The American “war on terror” is said to protect its people and the world from new terrorist threats. But experts believe it was an intentional attempt to foment nationalism, jingoism and revenge against the countries of the Muslim world.
Bill Van Auken, a member of the international editorial board of the World Socialist Web Site, says there is no evidence America went to war in Iraq and Afghanistan to protect its people
“We are always told 9/11 changed everything,” Van Auken told RT. “And certainly it is a changing point in American and world history. But I think if you look at what took place in the aftermath of 9/11, they do not flow from the events, they flow from policies that have been at work for at least the previous decade.”

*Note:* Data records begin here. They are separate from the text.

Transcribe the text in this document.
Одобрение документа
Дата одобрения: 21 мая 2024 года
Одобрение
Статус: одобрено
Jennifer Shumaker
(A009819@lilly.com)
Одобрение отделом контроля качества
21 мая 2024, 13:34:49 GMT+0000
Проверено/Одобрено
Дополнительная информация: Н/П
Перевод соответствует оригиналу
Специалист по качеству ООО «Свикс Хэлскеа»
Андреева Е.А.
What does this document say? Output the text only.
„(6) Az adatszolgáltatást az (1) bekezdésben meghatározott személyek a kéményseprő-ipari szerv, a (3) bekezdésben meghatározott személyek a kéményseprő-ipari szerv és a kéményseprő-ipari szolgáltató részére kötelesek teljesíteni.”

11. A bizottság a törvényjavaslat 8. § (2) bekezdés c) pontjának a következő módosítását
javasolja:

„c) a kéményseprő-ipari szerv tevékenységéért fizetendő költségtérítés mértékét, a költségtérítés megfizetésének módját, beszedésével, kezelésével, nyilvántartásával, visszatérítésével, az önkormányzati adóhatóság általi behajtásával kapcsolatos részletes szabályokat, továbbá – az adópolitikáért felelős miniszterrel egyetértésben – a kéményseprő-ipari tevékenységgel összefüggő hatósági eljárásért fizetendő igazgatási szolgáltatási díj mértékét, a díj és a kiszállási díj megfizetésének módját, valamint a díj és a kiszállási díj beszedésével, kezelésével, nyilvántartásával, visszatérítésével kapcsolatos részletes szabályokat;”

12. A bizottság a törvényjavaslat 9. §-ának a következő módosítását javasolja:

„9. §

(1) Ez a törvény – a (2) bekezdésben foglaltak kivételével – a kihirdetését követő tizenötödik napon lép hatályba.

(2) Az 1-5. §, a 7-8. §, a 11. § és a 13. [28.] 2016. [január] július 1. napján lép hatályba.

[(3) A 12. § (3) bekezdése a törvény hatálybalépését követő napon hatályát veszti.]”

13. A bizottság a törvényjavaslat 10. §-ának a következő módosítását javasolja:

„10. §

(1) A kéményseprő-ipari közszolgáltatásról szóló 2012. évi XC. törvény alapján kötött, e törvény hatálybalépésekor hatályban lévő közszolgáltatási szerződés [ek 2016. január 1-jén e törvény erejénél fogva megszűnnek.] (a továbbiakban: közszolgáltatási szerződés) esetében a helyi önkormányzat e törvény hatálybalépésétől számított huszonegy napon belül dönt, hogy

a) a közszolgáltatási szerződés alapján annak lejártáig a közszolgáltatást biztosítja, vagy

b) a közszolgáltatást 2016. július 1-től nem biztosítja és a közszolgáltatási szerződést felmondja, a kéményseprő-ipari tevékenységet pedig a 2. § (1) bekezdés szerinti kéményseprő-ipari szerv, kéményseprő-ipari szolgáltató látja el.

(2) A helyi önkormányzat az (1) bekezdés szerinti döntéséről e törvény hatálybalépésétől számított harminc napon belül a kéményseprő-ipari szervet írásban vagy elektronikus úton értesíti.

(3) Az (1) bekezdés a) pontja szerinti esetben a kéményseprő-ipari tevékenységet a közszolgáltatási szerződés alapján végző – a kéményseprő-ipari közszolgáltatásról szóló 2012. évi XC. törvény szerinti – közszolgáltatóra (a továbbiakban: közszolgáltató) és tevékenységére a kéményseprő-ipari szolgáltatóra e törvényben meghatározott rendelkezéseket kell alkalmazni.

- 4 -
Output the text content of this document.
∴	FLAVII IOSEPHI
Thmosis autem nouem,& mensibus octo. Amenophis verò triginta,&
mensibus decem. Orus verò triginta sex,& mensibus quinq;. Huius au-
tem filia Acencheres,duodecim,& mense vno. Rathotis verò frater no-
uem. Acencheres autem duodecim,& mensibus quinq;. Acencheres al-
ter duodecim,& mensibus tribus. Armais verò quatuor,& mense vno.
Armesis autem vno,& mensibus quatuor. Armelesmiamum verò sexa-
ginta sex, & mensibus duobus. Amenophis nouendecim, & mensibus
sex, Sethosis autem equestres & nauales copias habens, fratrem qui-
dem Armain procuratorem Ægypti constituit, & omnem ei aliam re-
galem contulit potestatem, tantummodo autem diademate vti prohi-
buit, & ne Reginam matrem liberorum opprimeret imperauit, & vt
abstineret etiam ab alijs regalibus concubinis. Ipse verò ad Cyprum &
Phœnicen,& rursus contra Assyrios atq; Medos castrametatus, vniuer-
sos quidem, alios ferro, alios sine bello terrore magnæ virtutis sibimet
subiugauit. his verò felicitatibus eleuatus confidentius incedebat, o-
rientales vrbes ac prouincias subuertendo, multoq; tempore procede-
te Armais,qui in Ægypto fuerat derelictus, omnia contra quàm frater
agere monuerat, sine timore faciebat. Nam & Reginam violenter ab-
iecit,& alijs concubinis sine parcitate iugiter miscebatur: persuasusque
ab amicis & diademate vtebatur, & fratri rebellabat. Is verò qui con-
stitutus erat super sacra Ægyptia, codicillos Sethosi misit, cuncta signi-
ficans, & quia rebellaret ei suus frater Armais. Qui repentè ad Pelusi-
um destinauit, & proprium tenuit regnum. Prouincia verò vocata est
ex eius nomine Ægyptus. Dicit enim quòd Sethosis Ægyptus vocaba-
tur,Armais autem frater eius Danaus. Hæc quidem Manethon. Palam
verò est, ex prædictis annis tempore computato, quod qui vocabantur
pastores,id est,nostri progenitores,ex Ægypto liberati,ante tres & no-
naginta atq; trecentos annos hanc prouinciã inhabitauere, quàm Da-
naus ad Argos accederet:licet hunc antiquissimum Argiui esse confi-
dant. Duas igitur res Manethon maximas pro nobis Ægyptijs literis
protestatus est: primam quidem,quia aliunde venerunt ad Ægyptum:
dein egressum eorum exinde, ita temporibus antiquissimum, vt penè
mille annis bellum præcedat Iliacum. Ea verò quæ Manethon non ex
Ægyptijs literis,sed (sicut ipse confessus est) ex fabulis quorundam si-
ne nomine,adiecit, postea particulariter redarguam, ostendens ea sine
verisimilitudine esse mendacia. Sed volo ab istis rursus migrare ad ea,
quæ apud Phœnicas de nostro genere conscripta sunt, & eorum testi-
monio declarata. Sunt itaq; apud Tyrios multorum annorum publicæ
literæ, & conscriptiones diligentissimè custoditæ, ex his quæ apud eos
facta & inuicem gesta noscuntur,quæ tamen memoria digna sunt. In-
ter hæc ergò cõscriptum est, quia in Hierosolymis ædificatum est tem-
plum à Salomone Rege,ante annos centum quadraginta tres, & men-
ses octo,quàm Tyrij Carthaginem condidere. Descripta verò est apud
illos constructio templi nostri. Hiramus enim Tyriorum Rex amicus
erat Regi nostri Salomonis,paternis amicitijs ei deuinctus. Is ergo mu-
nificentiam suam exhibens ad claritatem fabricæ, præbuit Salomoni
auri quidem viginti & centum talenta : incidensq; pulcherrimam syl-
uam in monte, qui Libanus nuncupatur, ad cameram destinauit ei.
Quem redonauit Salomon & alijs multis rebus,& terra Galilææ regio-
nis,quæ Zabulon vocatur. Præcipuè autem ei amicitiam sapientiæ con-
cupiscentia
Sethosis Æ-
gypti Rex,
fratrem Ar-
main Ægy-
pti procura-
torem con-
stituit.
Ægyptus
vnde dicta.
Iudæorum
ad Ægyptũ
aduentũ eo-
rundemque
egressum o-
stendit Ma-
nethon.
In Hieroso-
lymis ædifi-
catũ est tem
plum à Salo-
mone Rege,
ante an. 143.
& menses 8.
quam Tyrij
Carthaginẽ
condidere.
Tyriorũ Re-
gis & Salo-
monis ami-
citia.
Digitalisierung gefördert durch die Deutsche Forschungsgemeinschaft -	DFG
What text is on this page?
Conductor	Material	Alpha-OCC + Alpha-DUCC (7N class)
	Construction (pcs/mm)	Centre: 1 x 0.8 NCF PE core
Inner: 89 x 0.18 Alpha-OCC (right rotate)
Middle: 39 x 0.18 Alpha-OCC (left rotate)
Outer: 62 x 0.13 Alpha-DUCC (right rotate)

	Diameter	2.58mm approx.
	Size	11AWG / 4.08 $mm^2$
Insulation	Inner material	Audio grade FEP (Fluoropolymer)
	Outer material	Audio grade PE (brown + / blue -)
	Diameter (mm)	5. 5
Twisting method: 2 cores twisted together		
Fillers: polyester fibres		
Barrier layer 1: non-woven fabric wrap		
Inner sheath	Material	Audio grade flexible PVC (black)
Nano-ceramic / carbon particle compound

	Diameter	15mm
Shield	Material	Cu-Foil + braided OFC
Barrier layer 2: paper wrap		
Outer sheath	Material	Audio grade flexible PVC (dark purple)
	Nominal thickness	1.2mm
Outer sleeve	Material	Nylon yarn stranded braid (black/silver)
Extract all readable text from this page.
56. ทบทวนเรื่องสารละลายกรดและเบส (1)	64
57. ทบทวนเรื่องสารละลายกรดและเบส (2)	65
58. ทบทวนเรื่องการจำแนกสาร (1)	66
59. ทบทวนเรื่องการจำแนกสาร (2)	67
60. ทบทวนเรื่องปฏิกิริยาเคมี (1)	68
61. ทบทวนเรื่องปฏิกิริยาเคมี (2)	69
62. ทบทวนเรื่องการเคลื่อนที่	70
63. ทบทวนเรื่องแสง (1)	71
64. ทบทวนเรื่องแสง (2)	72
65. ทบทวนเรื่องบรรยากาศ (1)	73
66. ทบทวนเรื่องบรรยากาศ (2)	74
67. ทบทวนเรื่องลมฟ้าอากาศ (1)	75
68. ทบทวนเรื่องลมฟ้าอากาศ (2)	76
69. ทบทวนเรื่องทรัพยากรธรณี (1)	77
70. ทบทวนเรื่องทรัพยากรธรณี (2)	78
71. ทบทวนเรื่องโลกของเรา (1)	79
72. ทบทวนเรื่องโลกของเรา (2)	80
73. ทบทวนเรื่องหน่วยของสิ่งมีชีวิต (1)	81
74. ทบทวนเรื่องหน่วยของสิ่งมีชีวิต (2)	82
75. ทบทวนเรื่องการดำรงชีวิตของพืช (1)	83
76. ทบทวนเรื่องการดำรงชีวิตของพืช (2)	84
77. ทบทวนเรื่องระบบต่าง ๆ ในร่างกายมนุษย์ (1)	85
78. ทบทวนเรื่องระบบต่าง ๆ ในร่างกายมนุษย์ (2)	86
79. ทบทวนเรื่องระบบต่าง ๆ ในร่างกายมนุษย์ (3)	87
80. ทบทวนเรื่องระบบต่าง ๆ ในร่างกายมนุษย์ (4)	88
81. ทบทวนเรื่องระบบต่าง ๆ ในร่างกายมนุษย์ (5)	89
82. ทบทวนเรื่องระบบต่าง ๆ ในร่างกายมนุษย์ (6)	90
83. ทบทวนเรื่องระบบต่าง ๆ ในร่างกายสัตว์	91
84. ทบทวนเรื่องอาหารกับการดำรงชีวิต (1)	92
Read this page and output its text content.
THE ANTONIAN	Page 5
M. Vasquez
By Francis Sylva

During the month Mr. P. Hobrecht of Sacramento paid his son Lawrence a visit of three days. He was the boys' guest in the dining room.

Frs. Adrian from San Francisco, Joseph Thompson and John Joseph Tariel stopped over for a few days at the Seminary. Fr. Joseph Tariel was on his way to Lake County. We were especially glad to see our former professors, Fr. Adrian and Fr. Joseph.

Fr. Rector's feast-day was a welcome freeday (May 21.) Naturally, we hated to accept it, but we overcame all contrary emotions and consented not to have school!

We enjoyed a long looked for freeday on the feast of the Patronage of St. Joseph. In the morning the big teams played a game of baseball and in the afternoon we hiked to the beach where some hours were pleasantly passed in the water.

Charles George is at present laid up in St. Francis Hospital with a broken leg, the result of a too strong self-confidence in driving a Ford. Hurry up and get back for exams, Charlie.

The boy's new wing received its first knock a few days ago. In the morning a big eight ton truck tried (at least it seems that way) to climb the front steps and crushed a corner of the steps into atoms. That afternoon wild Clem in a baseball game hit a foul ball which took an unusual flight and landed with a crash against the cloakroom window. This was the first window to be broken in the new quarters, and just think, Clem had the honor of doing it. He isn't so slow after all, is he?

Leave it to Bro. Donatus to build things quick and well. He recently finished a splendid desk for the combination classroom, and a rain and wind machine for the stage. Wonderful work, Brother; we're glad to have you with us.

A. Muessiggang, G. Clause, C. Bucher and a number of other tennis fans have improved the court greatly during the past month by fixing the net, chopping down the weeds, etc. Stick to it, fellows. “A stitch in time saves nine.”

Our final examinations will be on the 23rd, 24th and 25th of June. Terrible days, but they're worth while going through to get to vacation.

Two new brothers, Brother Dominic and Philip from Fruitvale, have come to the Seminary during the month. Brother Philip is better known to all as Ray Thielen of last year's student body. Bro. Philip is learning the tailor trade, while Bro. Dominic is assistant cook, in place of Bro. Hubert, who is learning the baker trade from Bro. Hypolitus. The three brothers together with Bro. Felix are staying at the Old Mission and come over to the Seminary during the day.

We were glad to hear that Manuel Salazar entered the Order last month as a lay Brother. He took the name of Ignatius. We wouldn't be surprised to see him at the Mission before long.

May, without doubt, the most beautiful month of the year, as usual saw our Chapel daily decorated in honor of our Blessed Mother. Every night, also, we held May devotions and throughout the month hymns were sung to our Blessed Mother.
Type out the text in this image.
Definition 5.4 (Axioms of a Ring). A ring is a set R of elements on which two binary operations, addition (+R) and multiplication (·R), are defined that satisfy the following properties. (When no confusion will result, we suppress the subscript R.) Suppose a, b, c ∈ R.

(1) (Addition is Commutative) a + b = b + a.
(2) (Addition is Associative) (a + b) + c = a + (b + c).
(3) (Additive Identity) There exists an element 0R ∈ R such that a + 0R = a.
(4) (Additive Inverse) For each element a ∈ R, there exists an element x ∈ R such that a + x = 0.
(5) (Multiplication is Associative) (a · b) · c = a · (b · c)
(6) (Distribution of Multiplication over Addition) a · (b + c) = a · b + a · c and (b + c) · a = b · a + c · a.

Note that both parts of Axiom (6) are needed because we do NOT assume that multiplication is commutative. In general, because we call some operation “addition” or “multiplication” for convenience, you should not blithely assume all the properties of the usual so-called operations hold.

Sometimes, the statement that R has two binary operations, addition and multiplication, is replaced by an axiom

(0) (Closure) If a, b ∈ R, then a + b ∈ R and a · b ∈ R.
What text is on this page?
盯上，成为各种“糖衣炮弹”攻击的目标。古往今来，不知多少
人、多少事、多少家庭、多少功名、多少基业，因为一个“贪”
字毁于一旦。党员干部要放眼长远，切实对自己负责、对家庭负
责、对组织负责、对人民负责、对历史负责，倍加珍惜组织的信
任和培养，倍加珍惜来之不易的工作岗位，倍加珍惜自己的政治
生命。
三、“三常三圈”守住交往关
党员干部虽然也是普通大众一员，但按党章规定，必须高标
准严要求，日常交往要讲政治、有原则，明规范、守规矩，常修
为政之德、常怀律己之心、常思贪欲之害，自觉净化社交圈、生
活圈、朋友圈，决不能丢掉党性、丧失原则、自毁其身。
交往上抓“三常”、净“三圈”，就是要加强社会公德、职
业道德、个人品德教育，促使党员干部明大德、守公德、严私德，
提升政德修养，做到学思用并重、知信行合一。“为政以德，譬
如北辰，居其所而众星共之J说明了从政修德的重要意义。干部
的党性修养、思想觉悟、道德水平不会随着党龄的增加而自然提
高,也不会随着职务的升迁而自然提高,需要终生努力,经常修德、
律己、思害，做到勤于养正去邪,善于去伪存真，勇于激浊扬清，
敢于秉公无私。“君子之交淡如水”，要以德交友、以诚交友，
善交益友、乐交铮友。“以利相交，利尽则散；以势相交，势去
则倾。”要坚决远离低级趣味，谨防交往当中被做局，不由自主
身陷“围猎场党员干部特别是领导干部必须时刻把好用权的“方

“The ruling establishment of this country is composed of the top layers of the financial system, of the corporate system, two political parties which they control and a corporate-run media which does their bidding,” Van Auken went on. “And through that media, through the parties, through the instruments of public opinion that they control they did foment nationalism, jingoism, the idea of revenge.”
“A unipolar moment has arisen. The US could carry out its will by military force anywhere in the world. And it could use military force to reverse what has become, more evidently, an economic decline, decline in its position on the world’s stage,” he concluded.
‘We have returned to a 19th-century-like world of great powers’
Professor Michael Vlahos from the US Naval War College has shared with RT his own view on how the world has changed since the 9/11 attacks, stating that we have returned to a “19th-century-like world of great powers.”
“The US was not only acknowledged as the leader, but in the wake of 9/11 the nations of the world gave the US their full support,” he said. “That’s a very unstable world and it’s not a good prospect looking ahead to the future.”
He believes that the feeling of confidence in the US military force, which was tremendously effective at the focal point of US strategy in the 1980s, was flushed away with the sense of invincibility.
“What I think the US needs to do now is to look very harshly and coldly at changes that are going on in the world. The most powerful truth to come out of the last ten years is the relative ineffectiveness of the US military in achieving the kinds of goals that we set for it.”
Professor Vlahos believes that the US needs to rethink seriously what military effectiveness is and how it can be used to “do well for the world as a whole,” and not only to “advance national interests.”
“There were the wrong kinds of choices for what we wanted in the long-term to achieve in the Muslim world,” he said. “In other words, what we were doing may have felt good, may have addressed a tremendous sense of emotional anxiety that we felt, but in the long run we achieved in many ways the opposite of what we wanted.”